What is wrong here and I get the assertion error?

Can I implement with the pool what I want or not?

Asked By: Bekromoularo

||

Answers:

You cannot join a pool that is not closed first, as join() will wait worker processes to terminate, not jobs to complete (https://docs.python.org/3.6/library/multiprocessing.html section 17.2.2.9).

But as this will close the pool, which is not what you want, you cannot use this. So join is out, and you need to implement a “wait until all jobs completed” by yourself.

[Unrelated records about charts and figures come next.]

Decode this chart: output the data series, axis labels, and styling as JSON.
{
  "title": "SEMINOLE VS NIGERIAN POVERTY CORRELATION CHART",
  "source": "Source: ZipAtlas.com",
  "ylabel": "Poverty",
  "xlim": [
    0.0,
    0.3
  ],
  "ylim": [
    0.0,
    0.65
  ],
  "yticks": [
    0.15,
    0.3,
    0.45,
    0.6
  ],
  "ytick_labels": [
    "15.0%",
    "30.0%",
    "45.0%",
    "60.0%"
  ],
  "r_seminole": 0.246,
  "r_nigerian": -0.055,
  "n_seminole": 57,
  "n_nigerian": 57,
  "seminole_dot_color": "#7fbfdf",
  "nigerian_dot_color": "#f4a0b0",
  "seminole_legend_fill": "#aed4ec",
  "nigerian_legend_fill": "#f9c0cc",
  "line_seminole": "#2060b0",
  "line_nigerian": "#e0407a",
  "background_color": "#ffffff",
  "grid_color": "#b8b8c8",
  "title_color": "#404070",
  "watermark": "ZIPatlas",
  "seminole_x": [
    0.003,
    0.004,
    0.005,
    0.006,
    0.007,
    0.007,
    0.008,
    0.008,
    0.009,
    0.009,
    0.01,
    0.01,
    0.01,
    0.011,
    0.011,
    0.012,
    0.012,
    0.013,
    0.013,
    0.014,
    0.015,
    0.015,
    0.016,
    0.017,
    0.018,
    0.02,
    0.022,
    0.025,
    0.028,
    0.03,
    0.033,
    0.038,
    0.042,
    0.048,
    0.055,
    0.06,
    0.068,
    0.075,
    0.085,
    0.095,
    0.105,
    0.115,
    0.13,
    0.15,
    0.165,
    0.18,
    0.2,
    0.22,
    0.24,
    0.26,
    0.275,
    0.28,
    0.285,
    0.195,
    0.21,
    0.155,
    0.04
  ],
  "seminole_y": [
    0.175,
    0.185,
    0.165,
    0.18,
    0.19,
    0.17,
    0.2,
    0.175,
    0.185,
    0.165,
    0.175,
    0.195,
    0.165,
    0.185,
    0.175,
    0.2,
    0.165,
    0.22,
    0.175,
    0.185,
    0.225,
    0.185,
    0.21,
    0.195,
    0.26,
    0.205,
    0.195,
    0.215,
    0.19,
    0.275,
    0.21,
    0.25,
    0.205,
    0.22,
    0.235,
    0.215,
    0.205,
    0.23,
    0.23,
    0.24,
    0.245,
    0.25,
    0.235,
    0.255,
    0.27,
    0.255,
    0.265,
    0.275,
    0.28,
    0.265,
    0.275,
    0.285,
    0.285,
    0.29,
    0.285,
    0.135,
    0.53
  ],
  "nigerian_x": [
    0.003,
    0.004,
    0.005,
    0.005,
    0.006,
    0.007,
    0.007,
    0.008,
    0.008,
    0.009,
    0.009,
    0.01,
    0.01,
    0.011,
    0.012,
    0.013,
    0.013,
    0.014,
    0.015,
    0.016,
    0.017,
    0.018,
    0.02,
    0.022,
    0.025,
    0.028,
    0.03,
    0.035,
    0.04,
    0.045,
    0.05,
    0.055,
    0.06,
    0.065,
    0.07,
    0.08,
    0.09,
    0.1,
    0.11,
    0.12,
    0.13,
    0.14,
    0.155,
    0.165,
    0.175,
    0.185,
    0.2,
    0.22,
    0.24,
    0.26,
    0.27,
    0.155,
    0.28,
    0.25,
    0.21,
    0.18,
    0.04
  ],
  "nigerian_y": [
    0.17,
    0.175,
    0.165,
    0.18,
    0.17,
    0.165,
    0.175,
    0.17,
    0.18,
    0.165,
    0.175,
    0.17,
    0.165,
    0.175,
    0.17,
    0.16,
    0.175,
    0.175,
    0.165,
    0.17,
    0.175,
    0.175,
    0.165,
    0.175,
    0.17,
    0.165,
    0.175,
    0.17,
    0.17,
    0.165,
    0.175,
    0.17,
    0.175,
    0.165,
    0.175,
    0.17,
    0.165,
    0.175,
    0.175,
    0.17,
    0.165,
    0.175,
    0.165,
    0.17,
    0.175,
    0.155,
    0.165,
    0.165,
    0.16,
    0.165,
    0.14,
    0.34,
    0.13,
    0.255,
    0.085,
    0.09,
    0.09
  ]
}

One way of doing this without busy loops would be using a queue. You could also work with bounded semaphores, but they do not work on all operating systems.

counter = 0
lock_queue = multiprocessing.Queue()
counter_lock = multiprocessing.Lock()

def log_result(result):

    tempx , tempb, u = result

    X[:,u,np.newaxis], b[:,u,np.newaxis] = tempx , tempb
    with counter_lock:
        counter += 1
        if counter == 4:
            counter = 0
            lock_queue.put(42)



workers =  mp.Pool(processes = 4) 
for t in range(p,T):

    count = 0 #==========This is only master's job=============
    for l in range(p):
        for k in range(4):
            gn[count]=train[t-l-1,k]
            count+=1
    G = G*v +  gn @ gn.T#==================================

    if __name__ == '__main__':
        counter = 0
        for i in range(4):
            workers.apply_async(OULtraining, args=(train[t,i], X[:,i,np.newaxis], b[:,i,np.newaxis], i, gn), callback = log_result)


        lock_queue.get(block=True)

This resets a global counter before submitting jobs. As soon as a job is completed, you callback increments a global counter. When the counter hits 4 (your number of jobs), the callback knows it has processed the last result. Then a dummy message is sent in a queue. Your main program is waiting at Queue.get() for something to appear there.

This allows your main program to block until all jobs have completed, without closing down the pool.

If you replace multiprocessing.Pool with ProcessPoolExecutor from concurrent.futures, you can skip this part and use

concurrent.futures.wait(fs, timeout=None, return_when=ALL_COMPLETED)

to block until all submitted tasks have finished. From functional standpoint there is no difference between these. The concurrent.futures method is a couple of lines shorter but the result is exactly the same.

Answered By: Hannu